The German government has agreed to repatriate artefacts seized by the Germans during the colonial days from the people of Akpini Traditional Area, in Kpando from the Volta Region.

The artefacts which are being kept in a museum in Berlin, and taken from the people somewhere in 1880, include drums, amulet, headdress, ceramic vessel and two ivory horns built with human jaws and bones.

To this end, the Ministry of Tourism, Arts and Culture, the Ministry of Foreign Affairs and other state agencies, as well as the traditional leaders of Akpini, are planning the repatriation process as some traditional rites is needed to be performed in Germany before the repatriation begins.

The German Ambassador to Ghana, Mr Daniel Krull disclosed this yesterday in Accra, at a conference organised by the Mariam Institute for Advanced Studies in Africa (MIASA).

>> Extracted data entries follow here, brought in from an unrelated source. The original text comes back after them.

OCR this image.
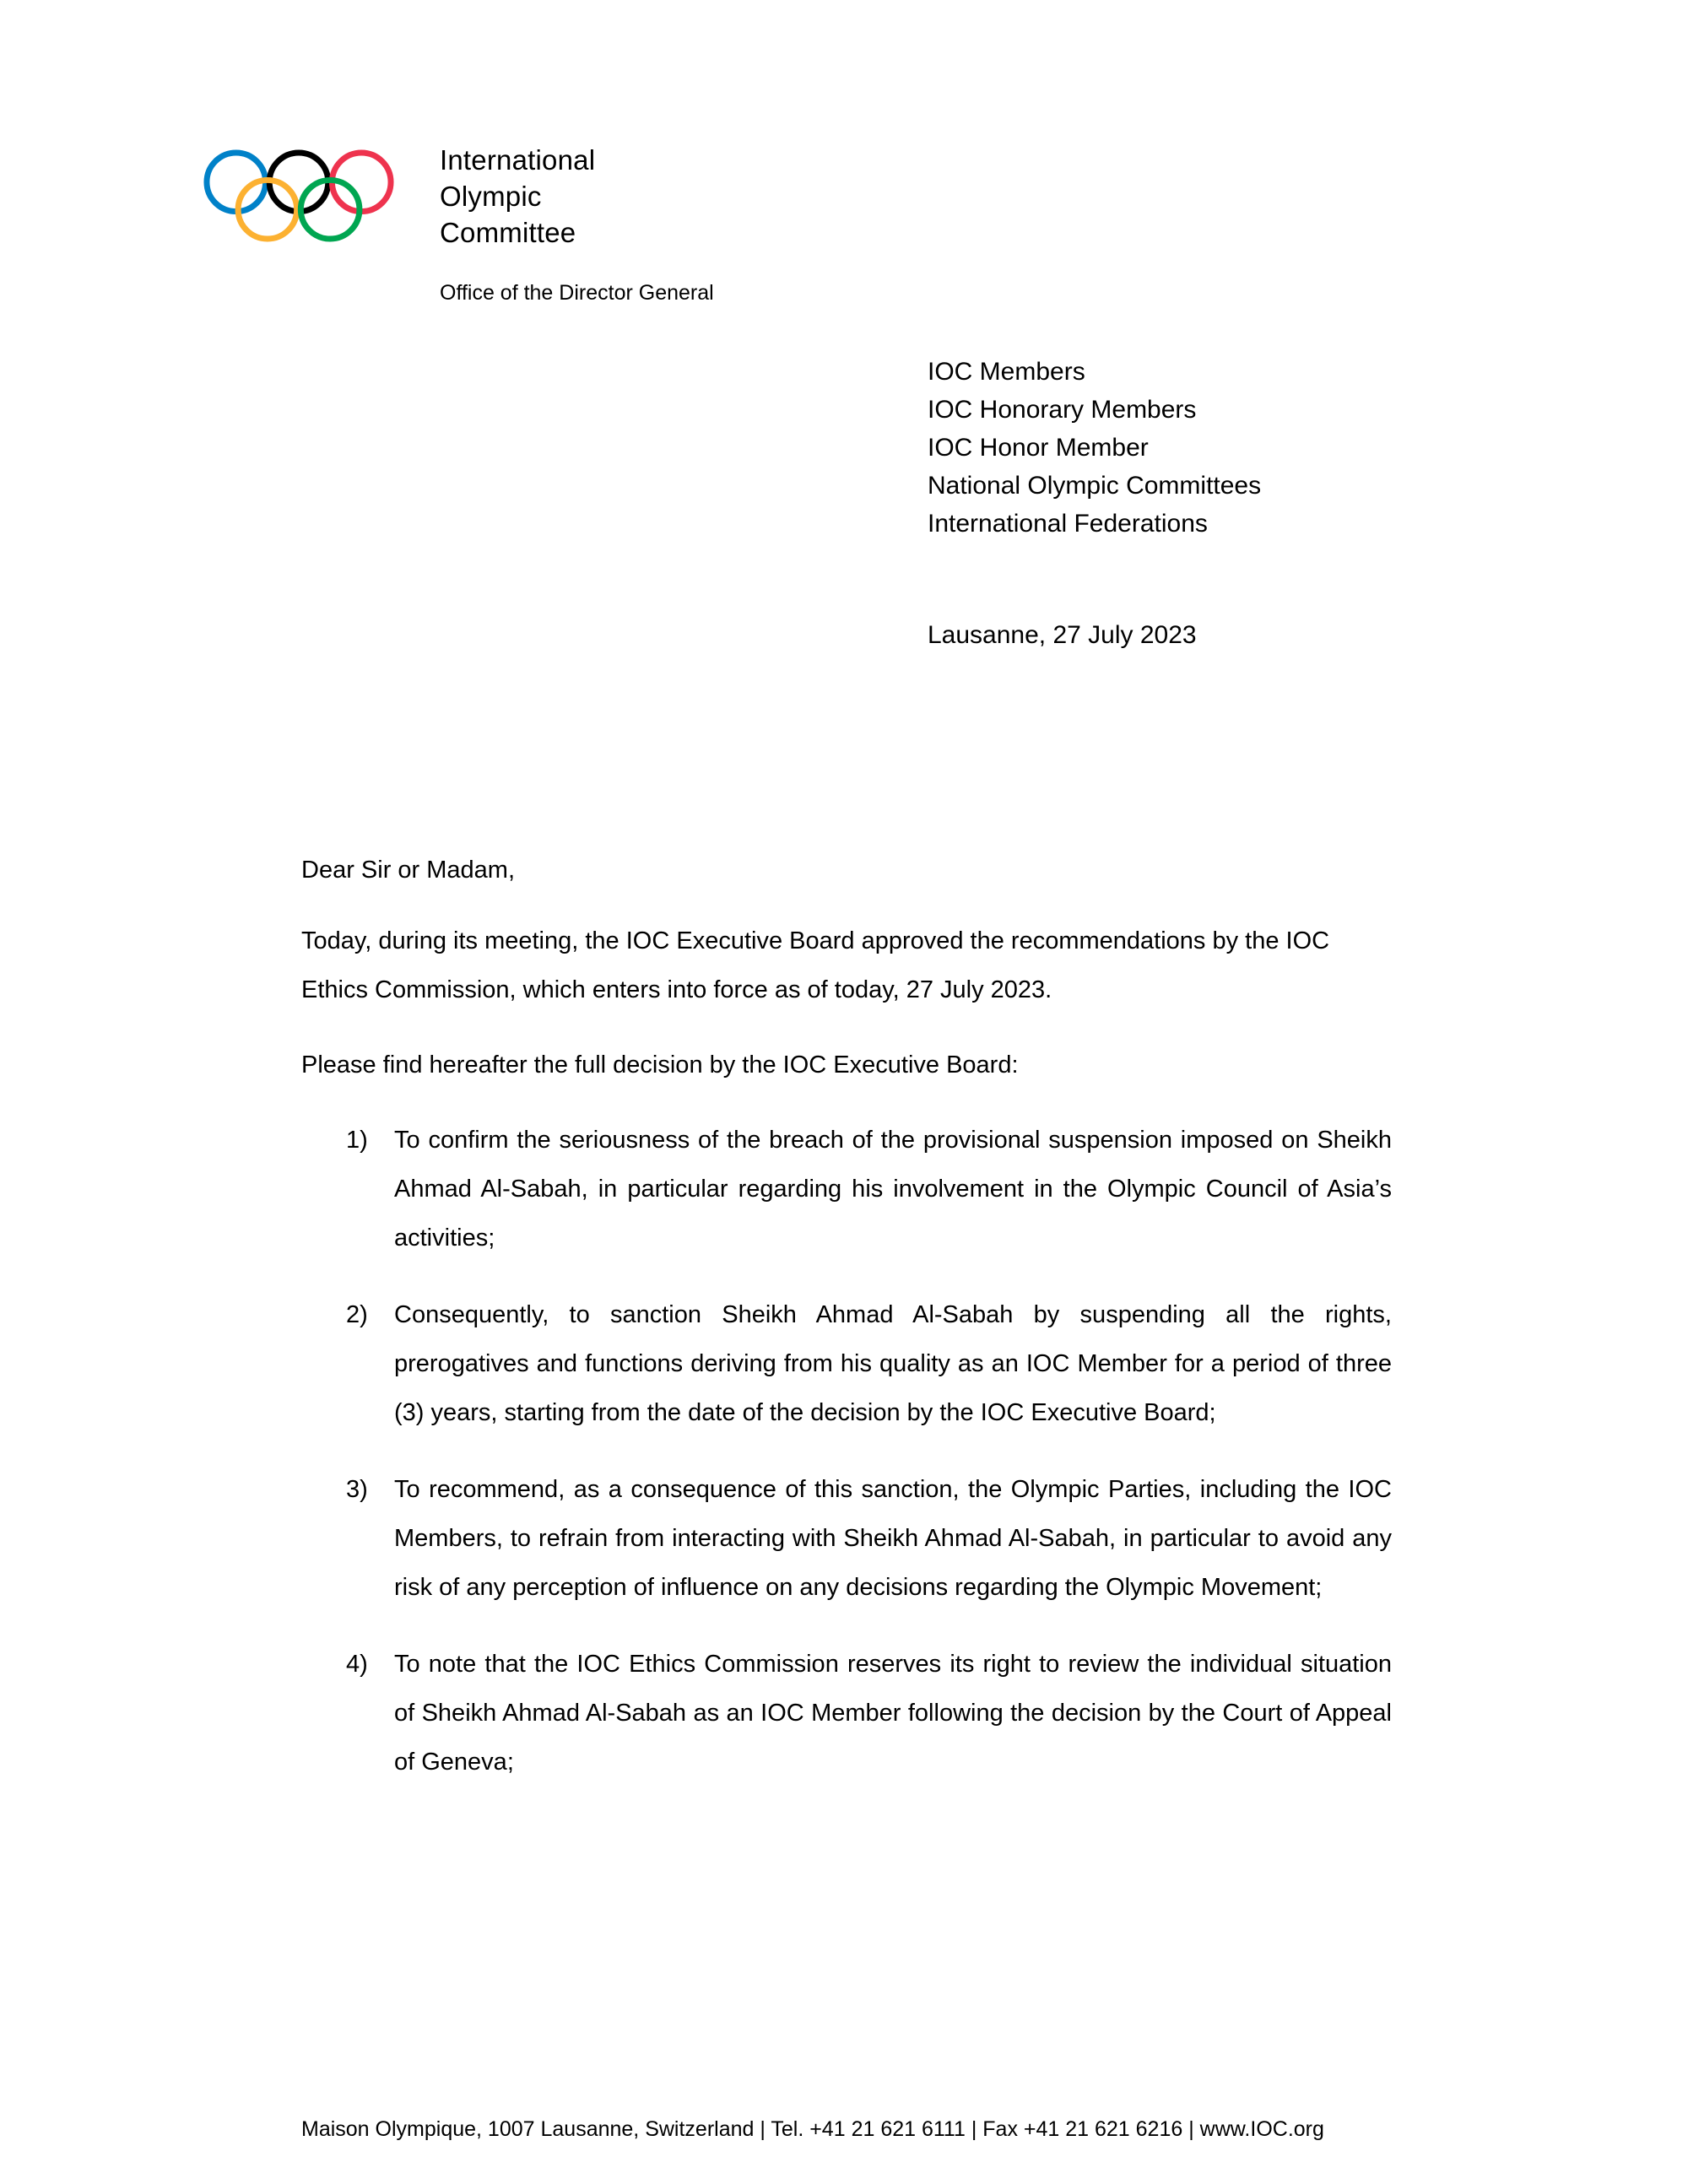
International
Olympic
Committee
Office of the Director General
IOC Members
IOC Honorary Members
IOC Honor Member
National Olympic Committees
International Federations
Lausanne, 27 July 2023
Dear Sir or Madam,

Today, during its meeting, the IOC Executive Board approved the recommendations by the IOC Ethics Commission, which enters into force as of today, 27 July 2023.

Please find hereafter the full decision by the IOC Executive Board:

1) To confirm the seriousness of the breach of the provisional suspension imposed on Sheikh Ahmad Al-Sabah, in particular regarding his involvement in the Olympic Council of Asia’s activities;
2) Consequently, to sanction Sheikh Ahmad Al-Sabah by suspending all the rights, prerogatives and functions deriving from his quality as an IOC Member for a period of three (3) years, starting from the date of the decision by the IOC Executive Board;
3) To recommend, as a consequence of this sanction, the Olympic Parties, including the IOC Members, to refrain from interacting with Sheikh Ahmad Al-Sabah, in particular to avoid any risk of any perception of influence on any decisions regarding the Olympic Movement;
4) To note that the IOC Ethics Commission reserves its right to review the individual situation of Sheikh Ahmad Al-Sabah as an IOC Member following the decision by the Court of Appeal of Geneva;
Maison Olympique, 1007 Lausanne, Switzerland | Tel. +41 21 621 6111 | Fax +41 21 621 6216 | www.IOC.org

Themed ‘Restitution, Museum, and Cultural Policies in West Africa,’ it brought together archeologist, academia, students, media personnel and other stakeholders, to brainstorm over how to restitute artefacts seized from the African continent to its rightful owners.

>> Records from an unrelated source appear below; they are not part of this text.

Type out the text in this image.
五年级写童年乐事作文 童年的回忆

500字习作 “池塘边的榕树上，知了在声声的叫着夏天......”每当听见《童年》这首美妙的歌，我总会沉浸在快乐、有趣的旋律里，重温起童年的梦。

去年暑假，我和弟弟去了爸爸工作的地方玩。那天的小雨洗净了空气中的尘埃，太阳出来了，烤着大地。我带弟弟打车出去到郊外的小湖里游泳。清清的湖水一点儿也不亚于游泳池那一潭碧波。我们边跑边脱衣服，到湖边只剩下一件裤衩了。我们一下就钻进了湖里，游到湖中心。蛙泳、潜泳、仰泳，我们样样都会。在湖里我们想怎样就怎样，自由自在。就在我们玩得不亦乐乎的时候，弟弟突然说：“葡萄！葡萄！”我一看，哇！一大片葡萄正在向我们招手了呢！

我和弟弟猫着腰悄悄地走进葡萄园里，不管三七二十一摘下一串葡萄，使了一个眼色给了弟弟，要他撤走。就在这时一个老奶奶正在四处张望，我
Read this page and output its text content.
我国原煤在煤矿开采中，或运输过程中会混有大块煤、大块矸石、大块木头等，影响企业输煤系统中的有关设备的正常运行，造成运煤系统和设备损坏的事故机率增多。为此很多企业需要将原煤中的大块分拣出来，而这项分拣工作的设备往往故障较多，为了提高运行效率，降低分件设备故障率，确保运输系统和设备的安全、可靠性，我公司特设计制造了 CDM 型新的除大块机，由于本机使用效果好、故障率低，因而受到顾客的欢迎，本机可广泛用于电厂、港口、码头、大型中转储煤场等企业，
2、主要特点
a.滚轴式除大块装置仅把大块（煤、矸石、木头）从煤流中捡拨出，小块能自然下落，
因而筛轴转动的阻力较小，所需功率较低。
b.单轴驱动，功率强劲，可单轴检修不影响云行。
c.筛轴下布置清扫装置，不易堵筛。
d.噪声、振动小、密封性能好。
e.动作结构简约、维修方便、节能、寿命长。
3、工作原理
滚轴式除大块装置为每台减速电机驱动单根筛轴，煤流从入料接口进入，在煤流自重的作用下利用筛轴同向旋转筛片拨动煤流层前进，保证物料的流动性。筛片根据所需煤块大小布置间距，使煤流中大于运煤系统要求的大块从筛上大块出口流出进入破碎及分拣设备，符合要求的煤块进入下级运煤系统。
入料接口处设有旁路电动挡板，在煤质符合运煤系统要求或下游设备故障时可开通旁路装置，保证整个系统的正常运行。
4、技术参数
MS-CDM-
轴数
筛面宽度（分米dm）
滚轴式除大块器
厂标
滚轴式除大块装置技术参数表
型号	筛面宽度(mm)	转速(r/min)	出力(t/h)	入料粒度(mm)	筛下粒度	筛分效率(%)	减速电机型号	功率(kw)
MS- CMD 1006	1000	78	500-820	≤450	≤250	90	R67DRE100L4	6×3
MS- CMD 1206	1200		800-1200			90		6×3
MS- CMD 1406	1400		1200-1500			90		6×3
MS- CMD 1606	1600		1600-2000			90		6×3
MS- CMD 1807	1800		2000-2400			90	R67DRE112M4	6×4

Mr Krull said he was hopeful the conference would speedily provide the needed guidelines to repatriate the artefacts from the German museum to Ghana.

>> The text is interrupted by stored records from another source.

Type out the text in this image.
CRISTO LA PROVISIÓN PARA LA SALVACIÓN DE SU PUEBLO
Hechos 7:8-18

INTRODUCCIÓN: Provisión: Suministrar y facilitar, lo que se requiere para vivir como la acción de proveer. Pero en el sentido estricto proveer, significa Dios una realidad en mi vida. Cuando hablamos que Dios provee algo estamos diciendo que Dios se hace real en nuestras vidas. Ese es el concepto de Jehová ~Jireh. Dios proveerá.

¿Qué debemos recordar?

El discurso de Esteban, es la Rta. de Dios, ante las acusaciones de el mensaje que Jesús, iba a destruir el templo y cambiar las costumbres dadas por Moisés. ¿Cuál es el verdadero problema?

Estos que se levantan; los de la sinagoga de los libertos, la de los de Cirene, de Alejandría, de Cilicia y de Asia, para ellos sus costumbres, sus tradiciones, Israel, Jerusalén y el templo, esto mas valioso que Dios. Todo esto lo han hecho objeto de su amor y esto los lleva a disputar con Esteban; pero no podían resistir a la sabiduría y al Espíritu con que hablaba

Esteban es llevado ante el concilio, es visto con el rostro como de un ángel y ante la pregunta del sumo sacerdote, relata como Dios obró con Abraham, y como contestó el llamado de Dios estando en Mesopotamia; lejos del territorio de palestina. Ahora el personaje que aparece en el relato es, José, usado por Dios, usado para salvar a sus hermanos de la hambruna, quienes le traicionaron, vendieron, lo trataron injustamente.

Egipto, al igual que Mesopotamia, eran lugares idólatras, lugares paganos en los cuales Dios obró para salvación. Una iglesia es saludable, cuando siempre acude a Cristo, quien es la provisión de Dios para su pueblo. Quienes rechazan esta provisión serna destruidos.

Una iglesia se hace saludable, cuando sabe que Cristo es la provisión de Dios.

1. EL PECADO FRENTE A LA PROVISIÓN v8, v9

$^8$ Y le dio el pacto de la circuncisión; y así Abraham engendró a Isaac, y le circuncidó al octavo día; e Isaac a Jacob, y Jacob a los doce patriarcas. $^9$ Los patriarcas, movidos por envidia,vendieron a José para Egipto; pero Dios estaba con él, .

The Ambassador, although could not provide detail information as to when the artefacts would be returned to the people of Akpini said, the repatriation of the artefacts would depend on the government of Ghana, and the traditional leaders of Akpini area.

A Professor of Archaeology and Heritage Studies at the University of Ghana, Legon, Professor Kodzo Gavua said, the artifacts had some spiritual connections with the people of Akpini.

He said the traditional leaders of Akpini had requested for their priest to be sent to Germany to perform traditional rites, and suggest how the repatriation should be done.

Professor Gavua however, said the traditional leaders of Akpini had earlier suggested that the repatriation of the artefacts had to pass through the same process it was sent to Germany.

He was confident that the artefacts if returned would boost Ghana’s tourism industry, as it would attract curious tourists and contribute to the local economy of Kpando.

He suggested that the artefacts when repatriate should be kept temporarily at the palace of the paramount chief of Kpando, pending the construction of a museum to promote heritage education in the area.

The Germans took the artefacts from the Akpini people in the beginning of the 20th century, and arrested the King of Akpini Traditional area, Togbe Dagadu III and exiled him.

The ivory horns for example, were unique and served as an important heritage because they were used to rally the people of the community together.